1. mhinc's Avatar
    Okay, I am coming from a Galaxy S3 where I could hold the home button and get this screen;



    On the Nexus 4. I can tap the bottom right button, and swipe away the open apps, but I;
    A) Can't figure out how to trash them all at once
    B) Can't figure out how to get into the Ram Manager, Active Apps, Downloaded Apps etc. Like in this screen;



    Is there even such a menu or a way to do this on the Nexus 4? Built in like the Galaxu S3, so I don't have to download a 3rd party app. Like Task Killer.

    Thanks!
    02-21-2013 05:12 AM
  2. mhinc's Avatar
    Almost 150 views and no one know?
    02-21-2013 08:33 AM
  3. benjdm's Avatar
    I think the OS is good enough at managing the RAM that I have no interest in clearing memory...I'm guessing the S3 screen is part of Samsung's version of Android. You can see RAM usage in Settings>Apps if you swipe once to the right to look at Running Apps.
    02-21-2013 09:00 AM
  4. wunderbar's Avatar
    You don't need to manage ram on android now. The OS manages it itself. It may look full but every modern operating system, desktop and mobile, wants to fill up all the ram it can with the apps you use the most. IF you start something else it frees up space that isn't being used for the new app. Forcing apps to close now could actually decrease battery life and performance with modern android.

    The task manager/ram view in TouchWiz is a leftover bit from the first versions of touchwiz on the first Galaxy S when Ram management mattered a little more.
    bobsacomano likes this.
    02-21-2013 09:56 AM
  5. still1's Avatar
    A) Can't figure out how to trash them all at once
    B) Can't figure out how to get into the Ram Manager, Active Apps, Downloaded Apps etc. Like in this screen;
    Almost 150 views and no one know?
    Unused RAM is wasted RAM. clearing RAM will decrease performance and increase battery usage.
    Android take care of the memory very effectively now

    A) its not there in stock Android, the one on S3 was build by samsung.
    i use to use task manager on my old nexus S on android 2.3 but with Nexus 4 i dont use that app at all.

    B) settings-->Apps
    02-21-2013 10:06 AM
  6. mhinc's Avatar
    You don't need to manage ram on android now. The OS manages it itself. It may look full but every modern operating system, desktop and mobile, wants to fill up all the ram it can with the apps you use the most. IF you start something else it frees up space that isn't being used for the new app. Forcing apps to close now could actually decrease battery life and performance with modern android.

    The task manager/ram view in TouchWiz is a leftover bit from the first versions of touchwiz on the first Galaxy S when Ram management mattered a little more.
    Thanks for the info and explanation! Appreciate it!
    02-21-2013 10:06 AM
  7. minnemike's Avatar
    Use an app called Fast Reboot. Good one.
    02-21-2013 11:16 AM
  8. Rooshan Siddiqui's Avatar
    You don't need to manage ram on android now. The OS manages it itself. It may look full but every modern operating system, desktop and mobile, wants to fill up all the ram it can with the apps you use the most. IF you start something else it frees up space that isn't being used for the new app.
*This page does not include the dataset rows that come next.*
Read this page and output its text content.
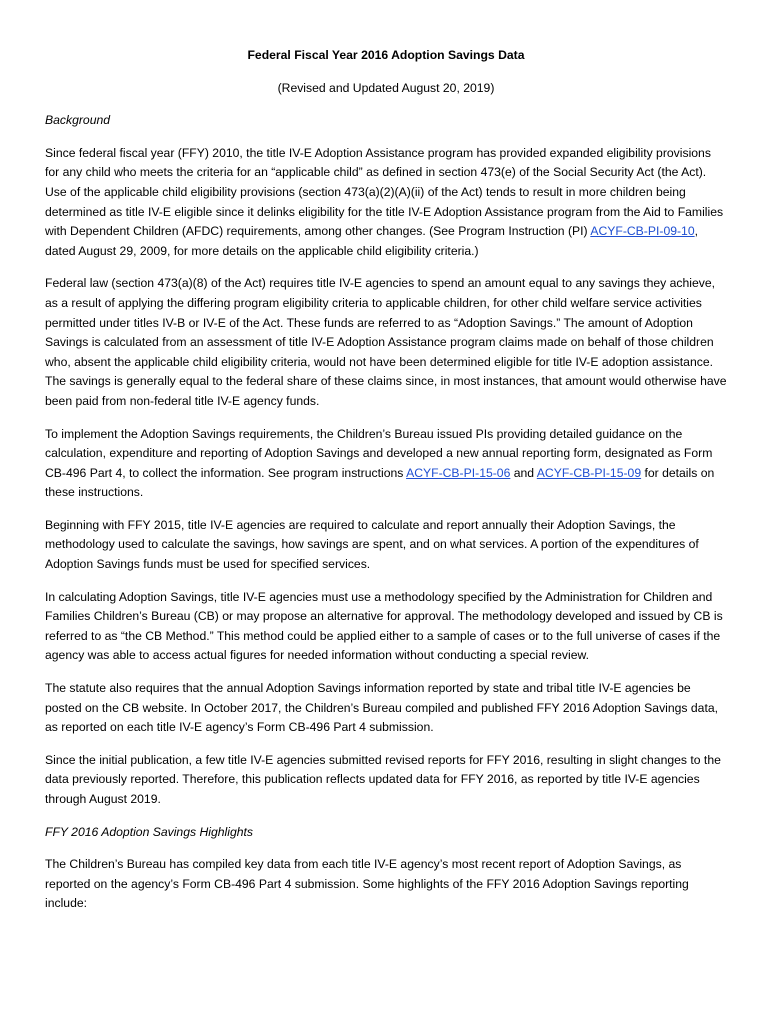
Federal Fiscal Year 2016 Adoption Savings Data
(Revised and Updated August 20, 2019)
Background

Since federal fiscal year (FFY) 2010, the title IV-E Adoption Assistance program has provided expanded eligibility provisions for any child who meets the criteria for an “applicable child” as defined in section 473(e) of the Social Security Act (the Act). Use of the applicable child eligibility provisions (section 473(a)(2)(A)(ii) of the Act) tends to result in more children being determined as title IV-E eligible since it delinks eligibility for the title IV-E Adoption Assistance program from the Aid to Families with Dependent Children (AFDC) requirements, among other changes. (See Program Instruction (PI) ACYF-CB-PI-09-10, dated August 29, 2009, for more details on the applicable child eligibility criteria.)

Federal law (section 473(a)(8) of the Act) requires title IV-E agencies to spend an amount equal to any savings they achieve, as a result of applying the differing program eligibility criteria to applicable children, for other child welfare service activities permitted under titles IV-B or IV-E of the Act. These funds are referred to as “Adoption Savings.” The amount of Adoption Savings is calculated from an assessment of title IV-E Adoption Assistance program claims made on behalf of those children who, absent the applicable child eligibility criteria, would not have been determined eligible for title IV-E adoption assistance. The savings is generally equal to the federal share of these claims since, in most instances, that amount would otherwise have been paid from non-federal title IV-E agency funds.

To implement the Adoption Savings requirements, the Children’s Bureau issued PIs providing detailed guidance on the calculation, expenditure and reporting of Adoption Savings and developed a new annual reporting form, designated as Form CB-496 Part 4, to collect the information. See program instructions ACYF-CB-PI-15-06 and ACYF-CB-PI-15-09 for details on these instructions.

Beginning with FFY 2015, title IV-E agencies are required to calculate and report annually their Adoption Savings, the methodology used to calculate the savings, how savings are spent, and on what services. A portion of the expenditures of Adoption Savings funds must be used for specified services.

In calculating Adoption Savings, title IV-E agencies must use a methodology specified by the Administration for Children and Families Children’s Bureau (CB) or may propose an alternative for approval. The methodology developed and issued by CB is referred to as “the CB Method.” This method could be applied either to a sample of cases or to the full universe of cases if the agency was able to access actual figures for needed information without conducting a special review.

The statute also requires that the annual Adoption Savings information reported by state and tribal title IV-E agencies be posted on the CB website. In October 2017, the Children’s Bureau compiled and published FFY 2016 Adoption Savings data, as reported on each title IV-E agency’s Form CB-496 Part 4 submission.

Since the initial publication, a few title IV-E agencies submitted revised reports for FFY 2016, resulting in slight changes to the data previously reported. Therefore, this publication reflects updated data for FFY 2016, as reported by title IV-E agencies through August 2019.

FFY 2016 Adoption Savings Highlights

The Children’s Bureau has compiled key data from each title IV-E agency’s most recent report of Adoption Savings, as reported on the agency’s Form CB-496 Part 4 submission. Some highlights of the FFY 2016 Adoption Savings reporting include:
Forcing apps to close now could actually decrease battery life and performance with modern android.

    The task manager/ram view in TouchWiz is a leftover bit from the first versions of touchwiz on the first Galaxy S when Ram management mattered a little more.
    How do you kill all the unused apps at once , not the ones which can be seen by the Right button at the button but use up the ram. The battery is being used up by these apps which run in the background
    09-14-2013 09:52 AM
  9. Sicily1918's Avatar
    How do you kill all the unused apps at once , not the ones which can be seen by the Right button at the button but use up the ram. The battery is being used up by these apps which run in the background
    Wile they do take up RAM, they shouldn't be using battery at all -- they're daemons (and other background processes) that sit there and do nothing until called up by the master program and/or kernel. The only time they use up battery is when they're first loaded (upon boot or if they've been killed), other than that, chatty ones might use up maybe 5 seconds of CPU time per day... I'm seeing after 62 hours of uptime that I have hundreds of tasks with 00:00 time used up.

    If you kill these tasks, be aware that the master program will either not work right, or, much more likely, will re-launch the daemon as soon as it needs it or notices that it's not there (sometimes within seconds of your killing it).
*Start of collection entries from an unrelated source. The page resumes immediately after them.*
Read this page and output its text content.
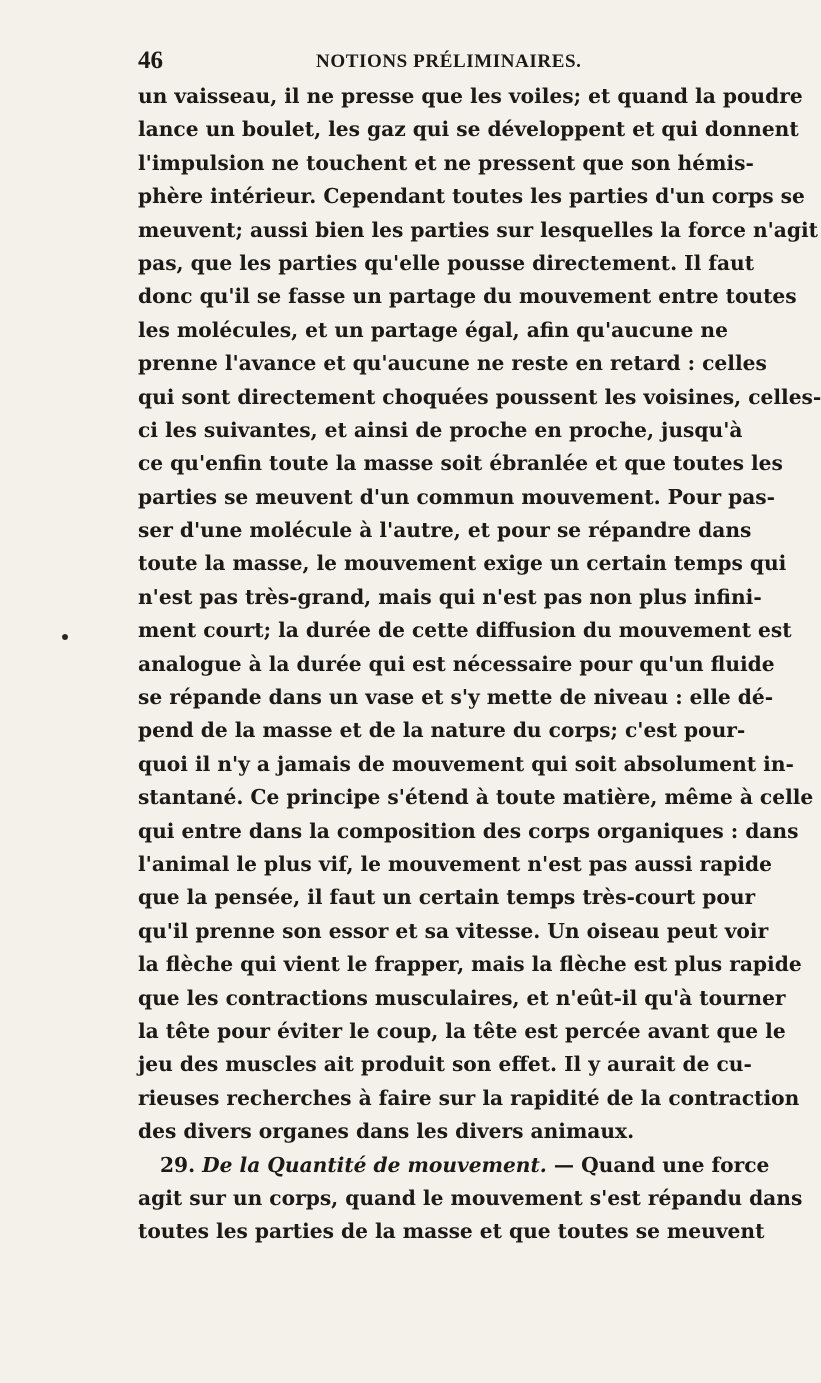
46	NOTIONS PRÉLIMINAIRES.
un vaisseau, il ne presse que les voiles; et quand la poudre
lance un boulet, les gaz qui se développent et qui donnent
l'impulsion ne touchent et ne pressent que son hémis-
phère intérieur. Cependant toutes les parties d'un corps se
meuvent; aussi bien les parties sur lesquelles la force n'agit
pas, que les parties qu'elle pousse directement. Il faut
donc qu'il se fasse un partage du mouvement entre toutes
les molécules, et un partage égal, afin qu'aucune ne
prenne l'avance et qu'aucune ne reste en retard : celles
qui sont directement choquées poussent les voisines, celles-
ci les suivantes, et ainsi de proche en proche, jusqu'à
ce qu'enfin toute la masse soit ébranlée et que toutes les
parties se meuvent d'un commun mouvement. Pour pas-
ser d'une molécule à l'autre, et pour se répandre dans
toute la masse, le mouvement exige un certain temps qui
n'est pas très-grand, mais qui n'est pas non plus infini-
ment court; la durée de cette diffusion du mouvement est
analogue à la durée qui est nécessaire pour qu'un fluide
se répande dans un vase et s'y mette de niveau : elle dé-
pend de la masse et de la nature du corps; c'est pour-
quoi il n'y a jamais de mouvement qui soit absolument in-
stantané. Ce principe s'étend à toute matière, même à celle
qui entre dans la composition des corps organiques : dans
l'animal le plus vif, le mouvement n'est pas aussi rapide
que la pensée, il faut un certain temps très-court pour
qu'il prenne son essor et sa vitesse. Un oiseau peut voir
la flèche qui vient le frapper, mais la flèche est plus rapide
que les contractions musculaires, et n'eût-il qu'à tourner
la tête pour éviter le coup, la tête est percée avant que le
jeu des muscles ait produit son effet. Il y aurait de cu-
rieuses recherches à faire sur la rapidité de la contraction
des divers organes dans les divers animaux.
29. De la Quantité de mouvement. — Quand une force
agit sur un corps, quand le mouvement s'est répandu dans
toutes les parties de la masse et que toutes se meuvent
    Linux (well, Unix, but whatever) is actually very good at managing this stuff -- it was actually designed to behave this way. One thing that's harder to see in Android (Unix/Linux, just use top) is to boot up clean and watch as the kernel eats up all free memory over the course of a week... free memory actually takes the kernel longer to assign to programs, since it has to figure out what goes where (paging, mem addressing and all sorts of low-level crap) first, before actually giving it out.